Topside was littered with the ruins of old buildings destroyed in the Japanese invasion. Jones decided to use two small dropzones consisting of the old parade ground and the golf course, both were only 350 yards long meaning no more than 6-8 jumpers could deploy from C-47s per pass. Each drop zone was ringed by dense vegetation, shell craters and a cliff on the west side of the DZ.

But the saving grace of the plan was that the Japanese would never expect to be hit with a vertical envelopment. However, Colonel Jones did expect between 25-50 percent casualties on the jump in.

The Battle:

After a massive air and naval bombardment, the paratroopers began dropping precisely at 8:33 a.m. just three minutes behind schedule as the C-47s were protected by a virtual umbrella of P-47 and P-38 fighters.

The first pass jumped from 500 feet but the winds were higher than expected and they had to adjust the planes’ altitude to just 400 feet. The parade ground was a mess of shell craters, tree stumps, broken glass, and concrete splinters that made it into a very dangerous landing zone.

The Japanese, although completely taken by surprise, immediately reacted and pitched fighting was taking place. Captain Emmitt Spicer, the doctor for the 462nd Parachute Field Artillery Battalion, was moving under heavy fire to administer to the battalion’s wounded. Finally, he was cut down, when his body was recovered, it was discovered that he filled out his own his own medical tag. Below the normal name, rank, and serial number, Spicer wrote the following under “Injury”: “GSW [gunshot wound].” Under “Prognosis” he had written “Death.” He was posthumously awarded a Silver Star.

Another trooper, Private Lloyd G. McCarter, crossed thirty meters of open terrain, under heavy fire from a machine gun until he was able to silence it with grenades. He was later awarded the Medal of Honor.

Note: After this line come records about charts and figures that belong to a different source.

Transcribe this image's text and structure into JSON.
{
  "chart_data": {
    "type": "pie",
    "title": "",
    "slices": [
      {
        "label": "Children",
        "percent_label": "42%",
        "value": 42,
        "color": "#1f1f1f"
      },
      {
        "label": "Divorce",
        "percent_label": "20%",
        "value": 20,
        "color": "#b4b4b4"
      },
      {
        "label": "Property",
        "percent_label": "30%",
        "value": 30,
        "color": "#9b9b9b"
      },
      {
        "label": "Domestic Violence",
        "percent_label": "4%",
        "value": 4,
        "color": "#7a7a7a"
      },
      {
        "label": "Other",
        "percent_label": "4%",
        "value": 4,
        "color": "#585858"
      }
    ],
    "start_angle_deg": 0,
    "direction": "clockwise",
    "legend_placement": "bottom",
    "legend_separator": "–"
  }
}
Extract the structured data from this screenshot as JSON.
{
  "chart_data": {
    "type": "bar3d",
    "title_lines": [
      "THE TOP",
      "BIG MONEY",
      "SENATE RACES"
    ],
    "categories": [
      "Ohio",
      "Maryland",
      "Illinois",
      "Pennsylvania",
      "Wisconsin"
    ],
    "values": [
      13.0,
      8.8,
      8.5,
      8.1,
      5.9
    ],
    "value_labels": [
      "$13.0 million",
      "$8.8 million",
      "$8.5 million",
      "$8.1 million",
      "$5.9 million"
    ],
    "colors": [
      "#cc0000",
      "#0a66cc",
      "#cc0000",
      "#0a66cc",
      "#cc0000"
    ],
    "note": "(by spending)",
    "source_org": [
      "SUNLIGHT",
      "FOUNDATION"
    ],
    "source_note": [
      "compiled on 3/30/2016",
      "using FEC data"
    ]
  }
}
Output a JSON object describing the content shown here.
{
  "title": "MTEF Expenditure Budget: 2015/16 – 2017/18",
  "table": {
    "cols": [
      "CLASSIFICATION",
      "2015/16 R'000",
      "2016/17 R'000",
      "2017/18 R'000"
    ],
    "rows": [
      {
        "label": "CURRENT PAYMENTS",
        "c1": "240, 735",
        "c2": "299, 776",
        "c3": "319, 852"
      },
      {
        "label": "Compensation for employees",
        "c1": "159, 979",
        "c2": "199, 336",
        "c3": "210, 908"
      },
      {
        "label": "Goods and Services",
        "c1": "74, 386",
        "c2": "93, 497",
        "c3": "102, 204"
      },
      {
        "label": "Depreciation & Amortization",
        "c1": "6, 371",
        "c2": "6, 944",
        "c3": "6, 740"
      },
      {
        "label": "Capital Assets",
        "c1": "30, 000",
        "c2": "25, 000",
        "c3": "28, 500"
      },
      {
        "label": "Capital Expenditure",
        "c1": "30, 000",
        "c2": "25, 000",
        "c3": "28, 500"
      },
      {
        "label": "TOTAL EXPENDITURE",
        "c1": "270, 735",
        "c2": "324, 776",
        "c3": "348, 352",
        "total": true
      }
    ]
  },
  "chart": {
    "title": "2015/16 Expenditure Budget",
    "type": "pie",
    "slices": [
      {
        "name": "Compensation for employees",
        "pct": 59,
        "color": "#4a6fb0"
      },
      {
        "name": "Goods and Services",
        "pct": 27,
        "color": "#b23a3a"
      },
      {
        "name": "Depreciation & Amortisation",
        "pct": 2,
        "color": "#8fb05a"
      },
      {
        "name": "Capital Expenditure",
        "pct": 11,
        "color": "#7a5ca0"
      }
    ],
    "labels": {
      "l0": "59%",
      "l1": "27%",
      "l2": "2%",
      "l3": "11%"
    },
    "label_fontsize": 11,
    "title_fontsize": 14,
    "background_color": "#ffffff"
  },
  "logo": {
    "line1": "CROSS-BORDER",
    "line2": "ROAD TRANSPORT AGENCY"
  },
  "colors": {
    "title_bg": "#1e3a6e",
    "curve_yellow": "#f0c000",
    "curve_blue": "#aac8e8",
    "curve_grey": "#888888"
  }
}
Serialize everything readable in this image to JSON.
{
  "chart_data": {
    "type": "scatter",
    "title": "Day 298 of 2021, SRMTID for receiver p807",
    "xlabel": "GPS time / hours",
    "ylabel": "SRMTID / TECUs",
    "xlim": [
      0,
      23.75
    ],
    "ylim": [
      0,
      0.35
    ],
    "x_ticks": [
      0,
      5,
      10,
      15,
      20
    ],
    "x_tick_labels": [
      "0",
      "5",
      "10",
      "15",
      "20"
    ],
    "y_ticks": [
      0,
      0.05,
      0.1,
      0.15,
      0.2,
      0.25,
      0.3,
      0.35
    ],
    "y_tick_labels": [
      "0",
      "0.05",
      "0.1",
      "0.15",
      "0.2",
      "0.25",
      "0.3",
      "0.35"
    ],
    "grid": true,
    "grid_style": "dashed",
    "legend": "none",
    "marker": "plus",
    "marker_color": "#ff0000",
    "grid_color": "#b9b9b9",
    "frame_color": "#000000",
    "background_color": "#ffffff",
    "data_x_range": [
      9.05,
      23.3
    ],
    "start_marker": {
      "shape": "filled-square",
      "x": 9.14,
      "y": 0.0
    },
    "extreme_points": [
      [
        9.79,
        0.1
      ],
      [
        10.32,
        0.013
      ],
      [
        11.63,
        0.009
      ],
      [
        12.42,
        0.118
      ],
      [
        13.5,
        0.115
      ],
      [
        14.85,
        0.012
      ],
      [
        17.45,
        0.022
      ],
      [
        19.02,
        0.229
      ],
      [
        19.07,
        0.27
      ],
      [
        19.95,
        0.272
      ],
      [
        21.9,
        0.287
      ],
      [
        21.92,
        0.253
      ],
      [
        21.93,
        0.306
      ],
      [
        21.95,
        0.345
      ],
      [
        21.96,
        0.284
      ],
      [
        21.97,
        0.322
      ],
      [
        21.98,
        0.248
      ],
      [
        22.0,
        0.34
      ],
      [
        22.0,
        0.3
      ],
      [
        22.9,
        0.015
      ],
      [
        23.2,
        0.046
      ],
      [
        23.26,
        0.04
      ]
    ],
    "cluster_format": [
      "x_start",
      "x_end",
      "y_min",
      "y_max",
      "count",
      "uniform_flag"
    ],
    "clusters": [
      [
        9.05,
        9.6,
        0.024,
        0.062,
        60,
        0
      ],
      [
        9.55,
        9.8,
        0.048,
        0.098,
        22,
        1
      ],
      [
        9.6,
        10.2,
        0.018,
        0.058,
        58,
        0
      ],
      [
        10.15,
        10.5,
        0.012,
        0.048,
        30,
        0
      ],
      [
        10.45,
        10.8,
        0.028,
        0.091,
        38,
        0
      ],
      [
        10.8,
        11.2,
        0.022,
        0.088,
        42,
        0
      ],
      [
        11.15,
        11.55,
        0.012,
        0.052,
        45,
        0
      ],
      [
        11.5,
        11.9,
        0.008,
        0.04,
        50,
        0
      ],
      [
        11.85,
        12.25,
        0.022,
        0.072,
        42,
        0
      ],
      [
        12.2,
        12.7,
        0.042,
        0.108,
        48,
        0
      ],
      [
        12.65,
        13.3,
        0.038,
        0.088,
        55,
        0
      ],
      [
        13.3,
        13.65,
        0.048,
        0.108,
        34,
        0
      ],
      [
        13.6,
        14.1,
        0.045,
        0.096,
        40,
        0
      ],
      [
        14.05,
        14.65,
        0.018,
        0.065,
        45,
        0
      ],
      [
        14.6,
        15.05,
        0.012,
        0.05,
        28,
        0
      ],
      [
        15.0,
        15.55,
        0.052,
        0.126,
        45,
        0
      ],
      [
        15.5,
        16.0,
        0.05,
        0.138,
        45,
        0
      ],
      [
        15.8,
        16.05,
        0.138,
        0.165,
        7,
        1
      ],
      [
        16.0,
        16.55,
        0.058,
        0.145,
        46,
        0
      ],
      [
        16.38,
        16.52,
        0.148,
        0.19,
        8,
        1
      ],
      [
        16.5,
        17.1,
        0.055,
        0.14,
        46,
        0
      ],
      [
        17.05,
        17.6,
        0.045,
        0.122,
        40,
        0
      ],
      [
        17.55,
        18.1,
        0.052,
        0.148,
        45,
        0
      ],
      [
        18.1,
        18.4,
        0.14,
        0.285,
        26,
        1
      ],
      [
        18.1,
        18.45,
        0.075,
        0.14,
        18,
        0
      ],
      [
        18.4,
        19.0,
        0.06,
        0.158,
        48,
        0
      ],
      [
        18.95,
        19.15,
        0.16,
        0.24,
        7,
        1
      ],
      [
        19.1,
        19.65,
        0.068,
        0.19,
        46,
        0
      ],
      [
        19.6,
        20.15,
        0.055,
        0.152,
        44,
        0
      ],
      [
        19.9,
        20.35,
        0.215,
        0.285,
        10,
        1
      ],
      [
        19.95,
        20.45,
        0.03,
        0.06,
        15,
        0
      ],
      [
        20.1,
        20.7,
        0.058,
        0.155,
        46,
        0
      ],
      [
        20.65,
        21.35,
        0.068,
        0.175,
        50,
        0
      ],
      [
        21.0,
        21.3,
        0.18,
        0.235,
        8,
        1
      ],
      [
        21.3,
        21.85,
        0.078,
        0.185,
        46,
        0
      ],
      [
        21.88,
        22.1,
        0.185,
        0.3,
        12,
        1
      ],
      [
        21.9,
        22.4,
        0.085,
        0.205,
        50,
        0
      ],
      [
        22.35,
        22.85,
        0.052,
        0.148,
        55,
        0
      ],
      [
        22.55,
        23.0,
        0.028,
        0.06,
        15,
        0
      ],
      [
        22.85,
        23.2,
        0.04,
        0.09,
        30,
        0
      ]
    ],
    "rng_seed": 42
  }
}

The next night near Wheeler Point, the Japanese launched a banzai attack with 500 Marines against a force of just 50 paratroopers. The Americans holding this position, F Company lost 14 men dead and 15 wounded. But because the warships offshore fired illumination rounds all night, the paratroopers exacted a terrible toll on the Japanese landing force. In a single stretch of road 200 yards wide, over 250 Japanese corpses littered the ground. The men held.

Paratroopers had effected a link up with the assault troops who had come ashore and they moved on Malinta Hill, outside of San Jose. For eight days, the infantry used tanks and flamethrowers to burn the Japanese out of the bunkers and tunnels they were dug into. They killed over 300 including another banzai charge.

Then on the night of February 21st, the Japanese inside the tunnel complex blew themselves up by igniting the explosives in the tunnels. Only 50 survived and they immediately launched into a desperate but futile attack. They were all quickly killed.

That was the end of organized resistance, the troops then cleared pockets of isolated troops until Corregidor was secured.

Casualties for the 503rd PRCT were 169 dead, 531 wounded. The 34th Infantry Regiment suffered 38 killed and 153 wounded. Of the 6900 Japanese on the island, 19 were taken as prisoners and another 20 turned themselves in after the war in 1946. The rest were killed or drowned while trying to escape the island.

The airborne, amphibious assault was a very dangerous plan that no doubt today would be canceled over “the culture of risk-taking” that the Pentagon is so down on. But the paratroopers did it and took back the island. The American and Filipino soldiers had their redemption.